The guidelines suggest reserving procedures like G-POEM and gastric electrical stimulation for refractory cases. In your practice, how do you decide when a patient is “refractory” to medical therapy?
Dr. Staller: I define “refractory” with three anchors.
1. Adequate trials of foundational care: dietary optimization and glycemic control; an antiemetic; and at least one prokinetic at appropriate dose/duration (with intolerance documented if stopped early).

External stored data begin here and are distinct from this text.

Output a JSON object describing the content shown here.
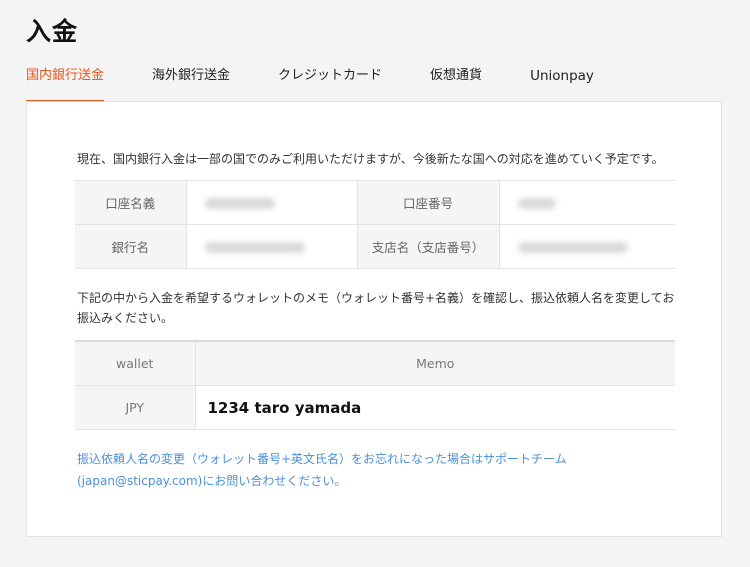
{
  "page": {
    "title": "入金"
  },
  "tabs": [
    {
      "label": "国内銀行送金",
      "active": true
    },
    {
      "label": "海外銀行送金",
      "active": false
    },
    {
      "label": "クレジットカード",
      "active": false
    },
    {
      "label": "仮想通貨",
      "active": false
    },
    {
      "label": "Unionpay",
      "active": false
    }
  ],
  "colors": {
    "accent": "#e8551f",
    "link": "#4a90d9"
  },
  "content": {
    "notice": "現在、国内銀行入金は一部の国でのみご利用いただけますが、今後新たな国への対応を進めていく予定です。",
    "bank_info": {
      "account_name_label": "口座名義",
      "account_number_label": "口座番号",
      "bank_name_label": "銀行名",
      "branch_label": "支店名（支店番号）"
    },
    "instruction": "下記の中から入金を希望するウォレットのメモ（ウォレット番号+名義）を確認し、振込依頼人名を変更してお振込みください。",
    "wallet_table": {
      "headers": {
        "wallet": "wallet",
        "memo": "Memo"
      },
      "rows": [
        {
          "wallet": "JPY",
          "memo": "1234 taro yamada"
        }
      ]
    },
    "help_text": "振込依頼人名の変更（ウォレット番号+英文氏名）をお忘れになった場合はサポートチーム(japan@sticpay.com)にお問い合わせください。"
  }
}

2. Persistent, function-limiting symptoms: ongoing nausea/vomiting, weight loss, dehydration, ER visits/hospitalizations, or malnutrition despite the above—ideally tracked with a validated instrument (e.g., GCSI) plus nutritional metrics.
3. Objective correlation: delayed emptying on a standardized 4-hour solid-meal study that aligns with the clinical picture (and medications that slow emptying addressed).
At that point, referral to a center with procedural expertise for G-POEM or consideration of gastric electrical stimulation becomes appropriate, with multidisciplinary evaluation (GI, nutrition, psychology, and, when needed, surgery).
What role do you see dietary modification and glycemic control playing alongside pharmacologic therapy in light of these recommendations?
Dr. Staller: They’re the bedrock. A small-particle, lower-fat, calorie-dense diet—often leaning on nutrient-rich liquids—can meaningfully reduce symptom burden. Partnering with dietitians early pays dividends. For diabetes, tighter glycemic control can improve gastric emptying and symptoms; I explicitly review medications that can slow emptying (e.g., opioids; consider timing/necessity of GLP-1 receptor agonists) and encourage continuous glucose monitor-informed adjustments. Pharmacotherapy sits on top of those pillars; without them, medications will likely underperform.
The guideline notes “considerable unmet need” in gastroparesis treatment. Where do you think future therapies or research are most urgently needed?
Dr. Staller: I see three major areas.
1. Truly durable prokinetics: agents that improve emptying and symptoms over months, with better safety than legacy options (e.g., next-gen motilin/ghrelin agonists, better-studied 5-HT4 strategies).
2. Endotyping and biomarkers: we need to stop treating all gastroparesis as one disease. Clinical, physiologic, and microbiome/omic signatures that predict who benefits from which therapy (drug vs G-POEM vs GES) would transform care.
3. Patient-centered trials: larger, longer RCTs that prioritize validated symptom and quality-of-life outcomes, include nutritional endpoints, and reflect real-world medication confounders.
Our guideline intentionally highlights these gaps to hopefully catalyze better trials and smarter referral pathways.
Dr. Staller is with the Division of Gastroenterology, Massachusetts General Hospital and Harvard Medical School, Boston.